最近、企業や団体の経営者・人事担当者から、「こう不景気だととても人なんて採用できる状態じゃない」という話を耳にします。実は不景気であったり、震災で雇用が停滞している今こそ人材を雇用するにはうってつけのタイミングなのですが・・・と思いながら聞いているのですが、今回は企業・団体の方へ雇用の適正時期について書いてみようと思います。
確かに多くの企業で景気が良くないので人材を採用できない、震災で業務停滞ぎみの中で人材を雇用できないと考えるのは普通の感覚だと思います。しかしながら、最も人材確保を上手に行っている企業はこういう不景気の時に人材を雇用して、好景気の時に雇用しないということは意外と知られていません。何故、この不景気に人材を雇用するのでしょうか?そのメリットは主に以下のような点だと思います。
①景気が悪く失業率が高いときほど、優秀な人材が市場に眠っている確率が高くなり、且つ不景気であればあるほど獲得しやすくなります。好景気になればどこの企業も積極的に人材雇用を始めますので、そのときに一緒に採用活動を始めたのでは優秀な人材を獲得するのは困難です。好景気は優秀な人材には多くの企業がよりよい条件を用意し、主導権は求職者が握っている状況ですので、優秀な人材を確保しようと思ったら高待遇・高給与・広告宣伝費・企業ブランドと多大な資本を必要とします。
②不景気に採用した人材ほど定着率が高くなります。人材の定着率とは入社後1~2年以内にその会社に合うか合わないかで分かれます。サラリーマン・OLの経験者ならわかると思いますが、各人が全てにおいて満足できる企業というのは存在しません。誰でも多かれ少なかれ不満や人間関係の縺れはあるものです。「この不景気だから多少の事は我慢しなければ」ということで不景気こそ人材の定着率は高い傾向にあります。労働者にとってもネガティブ思考からポジティブ思考への切り替えがスムーズにでき、自身で働きやすい職場環境創造に努められる利点もあります。一方、好景気は労働者にとっても他社から誘いはいくらでも来るでしょうから、より条件の良い企業への転職に抵抗がなくなってきます。

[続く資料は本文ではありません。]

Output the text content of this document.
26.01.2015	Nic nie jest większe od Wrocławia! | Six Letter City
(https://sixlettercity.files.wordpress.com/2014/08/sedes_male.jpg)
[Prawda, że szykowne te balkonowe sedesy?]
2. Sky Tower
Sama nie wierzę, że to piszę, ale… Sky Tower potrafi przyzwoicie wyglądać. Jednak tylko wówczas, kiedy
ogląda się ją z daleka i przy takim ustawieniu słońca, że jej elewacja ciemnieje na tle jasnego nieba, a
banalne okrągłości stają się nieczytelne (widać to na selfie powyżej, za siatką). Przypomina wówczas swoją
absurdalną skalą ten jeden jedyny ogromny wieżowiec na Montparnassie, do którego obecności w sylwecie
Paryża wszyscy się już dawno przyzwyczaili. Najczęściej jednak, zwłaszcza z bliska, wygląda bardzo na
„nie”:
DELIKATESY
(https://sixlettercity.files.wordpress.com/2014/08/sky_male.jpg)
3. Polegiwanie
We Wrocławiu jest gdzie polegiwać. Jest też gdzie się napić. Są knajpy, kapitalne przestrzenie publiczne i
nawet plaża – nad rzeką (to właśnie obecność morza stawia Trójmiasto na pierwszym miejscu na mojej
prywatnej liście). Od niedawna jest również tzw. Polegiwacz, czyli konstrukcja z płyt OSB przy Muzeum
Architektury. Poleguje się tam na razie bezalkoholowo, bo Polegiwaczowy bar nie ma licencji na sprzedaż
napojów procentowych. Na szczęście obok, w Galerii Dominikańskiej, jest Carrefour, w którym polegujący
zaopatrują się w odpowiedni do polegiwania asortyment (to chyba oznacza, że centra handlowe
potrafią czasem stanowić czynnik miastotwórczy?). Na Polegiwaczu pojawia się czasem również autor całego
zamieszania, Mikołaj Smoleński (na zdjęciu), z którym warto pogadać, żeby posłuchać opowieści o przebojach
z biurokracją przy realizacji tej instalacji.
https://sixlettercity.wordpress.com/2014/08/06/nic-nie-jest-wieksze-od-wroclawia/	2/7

ある程度お仕事を覚えた段階で社員に辞められてしまうことこそ企業にとって痛手になる事はないと思いますので、この点でも不景気ということ自体が良い方向に作用していると言えるのではないでしょうか。
③不景気や震災で企業が雇用を控えると町に失業者が溢れてしまい国が不安定になってしまいます。こういうときにこそ、公的援助が手厚くなるのです。この時期に雇用を率先して行うことで国・自治体からの助成金等をはじめとする公的補助が過剰とも言えるくらい用意されますので、これらを上手く利用すれば実は不景気に人材を雇用しても企業自体は負担もリスクも少ないのです。不景気で利益が少ないので人件費が・・・と思われるかもしれませんが、政府・国・自治体はこういうときだからこそ、しっかりフォローアップしてくれているのです。
好景気には人材も確保できないし、公的援助もない、優秀な人材の奪い合いが始まれば資本競争が発生し弱い企業はとても太刀打ちできなくなり、そして多大な費用をかけて採用した人材も不満があれば離職してしまうというように、実は好景気に人材を雇用する事の方が危険も資金も大きくなるのです。
皆に右へ倣えで行動を起こす企業は、資金力がなければなかなか大資本には太刀打ちできないものですが、皆が右を向いているときに左へ歩くアイデアもあっていいはずです。好景気には人材を確保しないで、不景気の時にのみ大量に人材を確保して成長を続けているという徹底した企業もあると聞きます。リーマンショック後の不景気で雇用の沈み、そしてこの震災で更なる雇用停滞と続いていますが、「不景気だから採用しない」が本当に正しい選択肢なのかどうか、企業・団体の経営者及び人事担当者は今一度見直してみる時期かもしれません。